Further observations of Denver revealed that amid the rich and vibrant culture Denver offers at a surface level, there hides the distinct grotesquery of racism. It thrives because it is camouflaged by the city’s rapidly expanding populous, and because it is often undeclared by those who are on the receiving end. Jasmine recalls her bouts with micro-aggressive racism within her workplace(s), as well as the feelings of uncertainty and loneliness for having no one to discuss the matter. Deciding the problem was too damaging to ignore, Jasmine was motivated to find more members of the Black community and to devise a means to unify them.
She began sharing Black-centric events such as “Hip-Hop Yoga” and Spoken Word gatherings on her social media platforms to bring people of color together. This enterprise was the onset of Black In Denver, though the extent of its potential wasn’t yet realized. Through this initiative, however, she began meeting other Black people with whom she connected, and that also graciously accepted her, which she found prevailing and empowering:
“I want to pay homage to people who are diverse in their diversity. I want to express gratitude to a community, which I felt I belonged to.

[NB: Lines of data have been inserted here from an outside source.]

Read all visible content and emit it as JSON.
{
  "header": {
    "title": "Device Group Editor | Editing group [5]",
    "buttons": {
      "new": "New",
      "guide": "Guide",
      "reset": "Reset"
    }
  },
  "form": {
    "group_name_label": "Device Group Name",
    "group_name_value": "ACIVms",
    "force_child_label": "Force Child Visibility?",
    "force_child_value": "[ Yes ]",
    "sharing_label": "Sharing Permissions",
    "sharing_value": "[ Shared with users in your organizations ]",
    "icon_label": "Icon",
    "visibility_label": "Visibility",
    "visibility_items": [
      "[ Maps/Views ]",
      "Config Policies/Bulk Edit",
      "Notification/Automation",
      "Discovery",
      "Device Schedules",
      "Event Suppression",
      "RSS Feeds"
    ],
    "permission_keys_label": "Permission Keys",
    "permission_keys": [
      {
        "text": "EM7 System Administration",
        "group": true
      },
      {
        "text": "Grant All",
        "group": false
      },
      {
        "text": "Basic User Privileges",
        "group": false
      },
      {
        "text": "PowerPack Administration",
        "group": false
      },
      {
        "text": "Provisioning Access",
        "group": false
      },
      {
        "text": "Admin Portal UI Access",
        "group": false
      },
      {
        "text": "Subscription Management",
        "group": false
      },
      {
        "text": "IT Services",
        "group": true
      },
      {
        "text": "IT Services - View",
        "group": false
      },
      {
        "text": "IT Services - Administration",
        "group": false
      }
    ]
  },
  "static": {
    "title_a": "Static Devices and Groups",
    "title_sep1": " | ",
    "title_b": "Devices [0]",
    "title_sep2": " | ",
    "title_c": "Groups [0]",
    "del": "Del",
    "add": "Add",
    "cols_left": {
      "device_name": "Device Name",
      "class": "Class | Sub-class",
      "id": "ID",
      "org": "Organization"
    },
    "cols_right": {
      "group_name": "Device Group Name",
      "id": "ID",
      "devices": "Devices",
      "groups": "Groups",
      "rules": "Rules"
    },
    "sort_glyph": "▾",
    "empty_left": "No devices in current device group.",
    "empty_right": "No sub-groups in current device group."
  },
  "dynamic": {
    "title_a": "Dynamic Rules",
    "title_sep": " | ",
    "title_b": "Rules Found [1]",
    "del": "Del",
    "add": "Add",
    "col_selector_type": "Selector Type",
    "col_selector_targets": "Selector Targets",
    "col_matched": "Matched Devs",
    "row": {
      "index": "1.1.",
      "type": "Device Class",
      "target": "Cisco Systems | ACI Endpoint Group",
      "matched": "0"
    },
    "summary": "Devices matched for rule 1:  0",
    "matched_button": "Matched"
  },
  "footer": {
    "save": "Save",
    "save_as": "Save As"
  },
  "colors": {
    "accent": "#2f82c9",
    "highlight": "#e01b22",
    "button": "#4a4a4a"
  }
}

I experienced a euphoric moment when I realized I was peaceful with self and with being me. Back home, I was judged for being different. Being here [in Denver] and being able to exist authentically as I am is powerful.”
Connecting with her new associates unearthed the revelation that Jasmine was not alone in feeling culturally unacknowledged and eager to abridge the cultural gap. Additionally, she’d discovered something unique in Denver and wanted to have a conversation about how [Black] representation was lacking within an otherwise rich and vibrant culture. “It’s a powerful thing to be here.”, she remarked. Subsequently, she began to contemplate what it means to be Black in Denver for others.
Black In Denver was unofficially established in 2018 when Jasmine took a candid photo of “Jalisa;” who would become the very first subject in her 2018 Black In Denver series. Jalisa is a regal Black woman, Mental Health educator, and the owner of Soulflower Experiences. To her, Jasmine posed the groundbreaking question: “What does it mean to you to be Black in Denver?”, to which Jalisa responded: “To me, to be Black in Denver means to be constantly discovering oneself. Finding out where you fit in between assimilation and ancestry while understanding who you are authentically. And it’s dope because we get the ability to choose where we want to fall.”
Jalisa’s photo and response were published to Jasmine’s Instagram page, which rapidly garnered more than 100 likes. The admiration for Jalisa’s photo and story, as well as the many supportive comments, revealed that the simplicity of a photo could serve as a powerful means of connection and validation.
Jasmine describes the evolvement of her Black In Denver series as humbly “coming together like a holy trinity.” A friend’s endorsement to develop the first photo into a series of photographs and personal accounts was all the confirmation Jasmine would need to set to work. Today, Jasmine has brilliantly assembled of over forty pictures of radiant and beautiful Black faces, and their wonderfully telling responses about what it means to be Black, in Denver.
“I take all the pictures, and I write all the articles. I select my subjects through referrals, direct message requests, or I may reach out to people in the community who represent a connection point, i.e., community event planners, artists, etc. Sometimes, they’re just regular people who are locals of Denver or transplants like me who are just living life.
Artist Statement: I have intentionally removed my voice because I don’t want to be the voice of the [Black] community. I want the people in my series to speak for themselves.” My work is inspired by humans and our purpose here. I envision a world where all people can be authentic expressions of themselves. I believe that photography has the power to capture the soul of a person.
Black in Denver takes a critical look at identity. The portraits are of unique individuals, both locals and transplants. The background colors are as vibrant and varied as the community. Each color repeats intentionally, representing our unity and connectedness.
Participants offer poignant, poetic, and revealing accounts of life in Denver, ranging from the importance of community building to taking up space in an ever-evolving city. As a whole, this series shows that Denver’s diverse community fosters a culture of authenticity. My work supports and demonstrates, through community insights, that identity is not a monolith. In a world where stereotypes have made black people out to be copies of each other, I hope to change the narrative and raise awareness about the power of being oneself.
Beyond 2020, Jasmine is yet uncertain of Black in Denver’s continuance. Like so many exceedingly talented artisans, she is a visionary with big plans for her future and the betterment of humankind. The world awaits her future creations with bated breath as she is sure to leave a trail of awakened, enlightened, and inspired individuals in her wake.